Sam Arbesman has written up an initial analysis (PDF file) of the results of the Memespread Project. In discussing the spread of memes, it’s common practice to utilize familiar biological terms: viral, epidemic, contagious, incubation, etc. My favorite quote of the article along those lines is “Jason Kottke is an informational equivalent of Typhoid Mary”. Heh. But in this case, MetaFilter turned out more Mary than I:

What seemed most interesting is that the largest spike occurred 10 hours into the experiment, and was due to the website MetaFilter (http://www.metafilter.com). The spread of the meme to this collaborative blog seemed to help give the epidemic another wave of spreading (as can be seen in Figure 5 and Figure 1).
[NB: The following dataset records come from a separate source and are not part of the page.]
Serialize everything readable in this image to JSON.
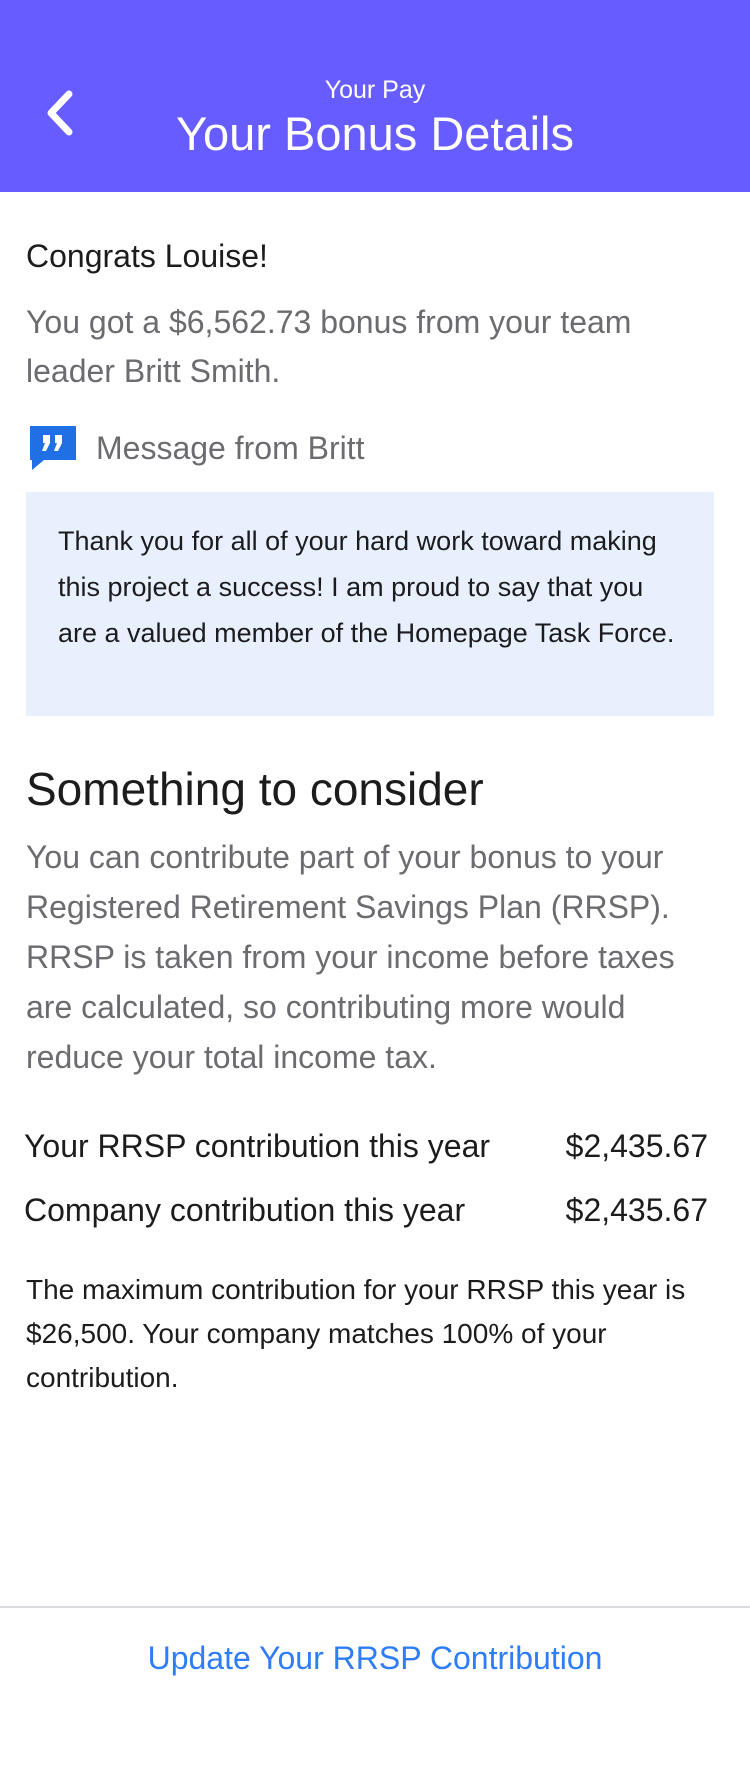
{
  "header": {
    "subtitle": "Your Pay",
    "title": "Your Bonus Details",
    "back_icon": "chevron-left-icon",
    "background_color": "#675cff"
  },
  "greeting": "Congrats Louise!",
  "bonus_message": "You got a $6,562.73 bonus from your team leader Britt Smith.",
  "message": {
    "icon": "quote-icon",
    "label": "Message from Britt",
    "text": "Thank you for all of your hard work toward making this project a success! I am proud to say that you are a valued member of the Homepage Task Force."
  },
  "consider": {
    "title": "Something to consider",
    "text": "You can contribute part of your bonus to your Registered Retirement Savings Plan (RRSP). RRSP is taken from your income before taxes are calculated, so contributing more would reduce your total income tax."
  },
  "contributions": [
    {
      "label": "Your RRSP contribution this year",
      "amount": "$2,435.67"
    },
    {
      "label": "Company contribution this year",
      "amount": "$2,435.67"
    }
  ],
  "max_note": "The maximum contribution for your RRSP this year is $26,500. Your company matches 100% of your contribution.",
  "cta": {
    "label": "Update Your RRSP Contribution",
    "color": "#2f7df6"
  }
}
Because of its greater traffic, MeFi exposed more people to the meme than did kottke.org. And I suspect that due to the different audiences of the two sites, the meme was probably also more virulent among MeFi readers than kottke.org readers; that is, MeFi readers were more likely to infect others with the meme than were those of kottke.org.

It would be interesting to run this experiment again under slightly different conditions. Maybe seed a bigger node in the network (MeFi instead of kottke.org). Or seed 50 sites at the same time, each with a different meme marked with a distinct tracking code (e.g. www.example.com/?id=47) and see how each one spreads. Maybe the memes could be mutable; creating a new strain would be as easy as adding a couple digits to the tracking ID.